Abendblatt: Sind Sie sicher, dass es die Union in einer Koalition mit den Grünen schwerer hätte als mit der FDP?

Kauder: Diese Frage stellt sich für mich nicht. Wir haben mit der FDP unsere Wunschkoalition geschlossen. Mit den Grünen sehe ich kaum Gemeinsamkeiten auf dem zentralen Feld der Energiepolitik.

Abendblatt: Inzwischen wird der Atomausstieg doch auch von CDU-Umweltminister Röttgen betrieben ...

Kauder: Wir haben in der Koalitionsvereinbarung den Einstieg in das Zeitalter der erneuerbaren Energien festgelegt. Die Kernenergie ist eine Brückentechnologie. Im September stellt die Bundesregierung ein energiepolitisches Gesamtkonzept vor. Es wird Auskunft geben, wie lang die Brücke sein muss. Bis dahin sollten sich alle mit Angaben über Laufzeiten von Atomkraftwerken zurückhalten.

Abendblatt: Sind Schwarz-Grün in Hamburg und Jamaika im Saarland abschreckende Beispiele?

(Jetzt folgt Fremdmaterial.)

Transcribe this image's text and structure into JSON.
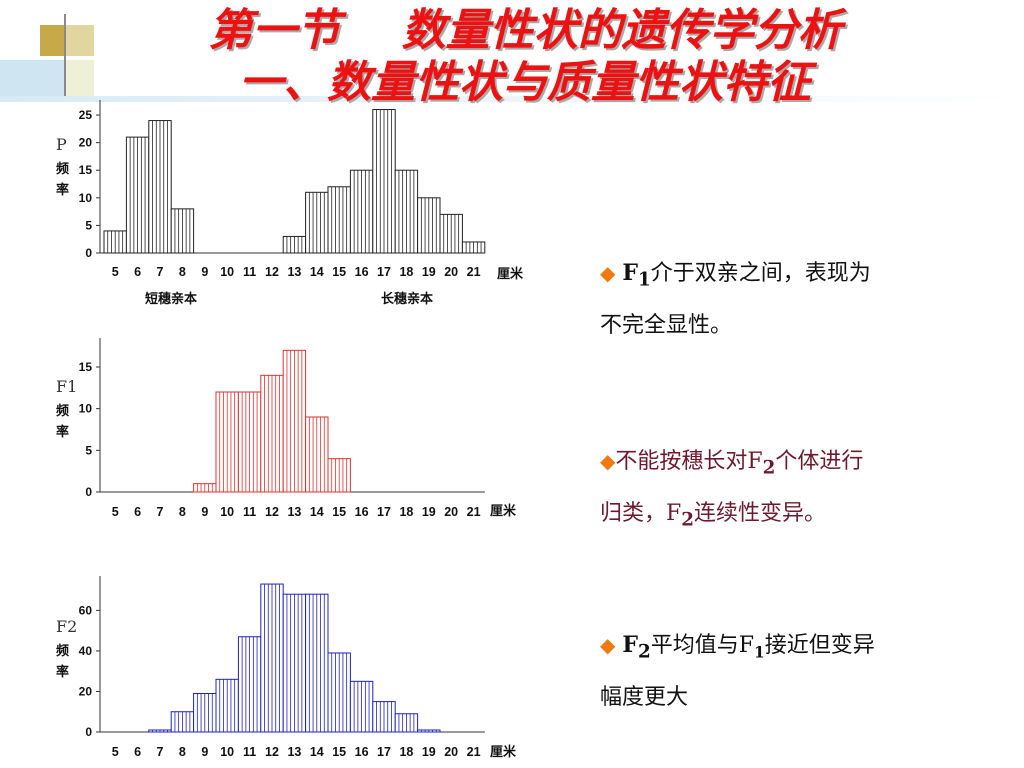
{
  "slide": {
    "title_line1": "第一节    数量性状的遗传学分析",
    "title_line2": "一、数量性状与质量性状特征"
  },
  "bullets": [
    {
      "marker": "◆",
      "p1": "F",
      "s1": "1",
      "p2": "介于双亲之间，表现为",
      "line2": "不完全显性。"
    },
    {
      "marker": "◆",
      "p1": "不能按穗长对F",
      "s1": "2",
      "p2": "个体进行",
      "line2a": "归类，F",
      "s2": "2",
      "line2b": "连续性变异。"
    },
    {
      "marker": "◆",
      "p1": "F",
      "s1": "2",
      "p2": "平均值与F",
      "s2": "1",
      "p3": "接近但变异",
      "line2": "幅度更大"
    }
  ],
  "colors": {
    "title": "#ee1111",
    "p_bars": "#222222",
    "f1_bars": "#e03030",
    "f2_bars": "#2020c0",
    "bullet_marker": "#f07a10"
  },
  "chart_data": [
    {
      "type": "bar",
      "ylabel_gen": "P",
      "ylabel_word": "频率",
      "xunit": "厘米",
      "categories": [
        "5",
        "6",
        "7",
        "8",
        "9",
        "10",
        "11",
        "12",
        "13",
        "14",
        "15",
        "16",
        "17",
        "18",
        "19",
        "20",
        "21"
      ],
      "yticks": [
        0,
        5,
        10,
        15,
        20,
        25
      ],
      "ylim": [
        0,
        27
      ],
      "values": [
        4,
        21,
        24,
        8,
        0,
        0,
        0,
        0,
        3,
        11,
        12,
        15,
        26,
        15,
        10,
        7,
        2
      ],
      "group_labels": [
        "短穗亲本",
        "长穗亲本"
      ],
      "color": "#222222"
    },
    {
      "type": "bar",
      "ylabel_gen": "F1",
      "ylabel_word": "频率",
      "xunit": "厘米",
      "categories": [
        "5",
        "6",
        "7",
        "8",
        "9",
        "10",
        "11",
        "12",
        "13",
        "14",
        "15",
        "16",
        "17",
        "18",
        "19",
        "20",
        "21"
      ],
      "yticks": [
        0,
        5,
        10,
        15
      ],
      "ylim": [
        0,
        18
      ],
      "values": [
        0,
        0,
        0,
        0,
        1,
        12,
        12,
        14,
        17,
        9,
        4,
        0,
        0,
        0,
        0,
        0,
        0
      ],
      "color": "#e03030"
    },
    {
      "type": "bar",
      "ylabel_gen": "F2",
      "ylabel_word": "频率",
      "xunit": "厘米",
      "categories": [
        "5",
        "6",
        "7",
        "8",
        "9",
        "10",
        "11",
        "12",
        "13",
        "14",
        "15",
        "16",
        "17",
        "18",
        "19",
        "20",
        "21"
      ],
      "yticks": [
        0,
        20,
        40,
        60
      ],
      "ylim": [
        0,
        75
      ],
      "values": [
        0,
        0,
        1,
        10,
        19,
        26,
        47,
        73,
        68,
        68,
        39,
        25,
        15,
        9,
        1,
        0,
        0
      ],
      "color": "#2020c0"
    }
  ]
}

Kauder: Wir sollten alles daran setzen, die Koalition aus CDU/CSU und FDP nach der Bundestagswahl 2013 fortführen zu können. Die Liberalen sind für uns der ideale Partner. Ich kann nicht erkennen, das Schwarz-Grün für das Land sinnvoller wäre als Schwarz-Gelb.

Abendblatt: Was würde Schwarz-Grün in Nordrhein-Westfalen bedeuten?

Kauder: Eine erhebliche Einschränkung unserer Handlungsfähigkeit. Die schwarz-gelbe Mehrheit im Bundesrat ginge verloren.

Abendblatt: NRW-Ministerpräsident Rüttgers ist in der Sponsoren-Affäre in Bedrängnis geraten. Wie wirkt sich das auf die Wahlchancen der CDU aus?

Kauder: Schön sind die Vorgänge wahrlich nicht. Aber die Menschen werden danach urteilen, welche Koalition das Land weiterbringt. Die schwarz-gelbe Regierung von Jürgen Rüttgers hat alle Chancen, im Mai die Landtagswahl zu gewinnen.

Abendblatt: Die CDU hat Unternehmern für mehrere Tausend Euro vertrauliche Gespräche mit Rüttgers auf dem Landesparteitag angeboten. Wundern Sie sich, wenn der Eindruck entsteht, Politik sei käuflich?

Kauder: Ministerpräsident Rüttgers hat in den letzten vier Jahren nicht den Eindruck gemacht, als ob er nicht für jeden zu sprechen wäre. Richtig ist, dass die Werbebriefe des Generalsekretärs selten dämlich waren.

Abendblatt: Rüttgers behauptet, er habe von den Werbebriefen seines Landesverbands nichts gewusst. Dabei gibt es das Sponsorenmodell seit vielen Jahren. Glauben Sie ihm?

Kauder: Ich glaube Jürgen Rüttgers. Er wird diesen Sturm unbeschadet überstehen.